このスキルは多くのプロフェッショナルが認識している以上に重要だ。キャリアニュースのラダーズの調査によると、高収入のプロフェッショナルの88%が上司と良い関係の構築は昇進と昇給に影響するキャリア成功の鍵だと回答している。そうであるにもかかわらず、多くの中堅社員は自信を持って実践できていないと認めている。このギャップは、意図的にこのスキルを磨こうとする人に明らかな優位性をもたらす。
実際には、上司との良い関係の構築は単なる進捗報告ではなく背景説明をすることだ。「プロジェクトが遅延しています」と言う代わりに、上級管理職のような意識を持つ人は「◯◯のために遅延しています。軌道修正のためには2つの選択肢があり、私の推奨案はこうです」と説明する。
また、上司の情報の受け取り方の好みを理解し、それに合わせてコミュニケーションスタイルを調整することも含まれる。上司の仕事を常に容易にし、関係者の目に上司が良く映る手助けをすることで、単に信頼できる人ではなく、戦略的パートナーとしての立場を確立できる。
3. 正式な肩書きなしにリードする
経験豊富な人は正式な肩書きを得る前からリードすることが多い。同僚に影響を与え、チームメイトを指導し、求められなくても重要な取り組みの主導権を握る。これは、肩書きが必ずしも迅速に変化しない現代の組織において、責任範囲が移り変わる場合に特に重要だ。
権限なしでリードするには、チームが苦戦している領域や、責任の所在が不明確な目標を特定することから始めるといい。明確な計画を持って介入し、フィードバックを求め、実行の調整を行う。
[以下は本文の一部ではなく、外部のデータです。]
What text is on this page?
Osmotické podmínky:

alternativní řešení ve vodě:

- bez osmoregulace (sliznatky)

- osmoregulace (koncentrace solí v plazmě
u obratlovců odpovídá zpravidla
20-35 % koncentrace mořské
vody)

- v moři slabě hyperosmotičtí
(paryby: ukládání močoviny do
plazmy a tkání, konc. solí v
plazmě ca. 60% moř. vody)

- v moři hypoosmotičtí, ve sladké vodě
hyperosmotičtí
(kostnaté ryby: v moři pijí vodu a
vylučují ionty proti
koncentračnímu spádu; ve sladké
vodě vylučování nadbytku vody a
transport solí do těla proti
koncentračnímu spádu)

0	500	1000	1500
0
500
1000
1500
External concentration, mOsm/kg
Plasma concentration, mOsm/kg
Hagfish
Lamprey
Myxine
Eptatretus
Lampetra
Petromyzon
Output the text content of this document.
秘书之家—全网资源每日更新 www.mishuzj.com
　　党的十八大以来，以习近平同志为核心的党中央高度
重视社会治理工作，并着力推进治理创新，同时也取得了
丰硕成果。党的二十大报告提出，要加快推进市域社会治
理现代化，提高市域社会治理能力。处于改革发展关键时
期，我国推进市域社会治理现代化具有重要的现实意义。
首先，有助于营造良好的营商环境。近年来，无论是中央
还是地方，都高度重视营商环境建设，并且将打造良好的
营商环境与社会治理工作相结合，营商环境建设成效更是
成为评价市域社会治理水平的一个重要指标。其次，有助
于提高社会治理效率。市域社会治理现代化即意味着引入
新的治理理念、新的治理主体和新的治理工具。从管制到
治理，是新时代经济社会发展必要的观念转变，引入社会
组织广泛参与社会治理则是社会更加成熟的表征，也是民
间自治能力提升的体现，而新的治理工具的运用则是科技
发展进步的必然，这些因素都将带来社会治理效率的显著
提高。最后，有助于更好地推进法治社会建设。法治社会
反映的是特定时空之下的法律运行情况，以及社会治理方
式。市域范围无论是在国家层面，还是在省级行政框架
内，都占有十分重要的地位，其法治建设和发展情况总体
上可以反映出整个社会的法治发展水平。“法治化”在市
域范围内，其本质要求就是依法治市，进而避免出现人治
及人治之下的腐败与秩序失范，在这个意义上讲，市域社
例えば、プロジェクトにおける部門間の連携が停滞している場合、役割と成果物を明確にするための短い調整のワークショップを主催することを申し出る。みんなで共有する成果に向けてチームをまとめる能力こそがリーダーシップの発揮を示す。
このスキルを磨く別の方法は、経験が浅い人の指導だ。プロセスを説明したり、ツールを紹介したり、あるいは生かせる教訓を共有する時間を取ることでコーチングを実践でき、他の人の成長を気にかけていることを示せる。リーダーは自らの行動だけでなく、誰を成長させたかで一目置かれる。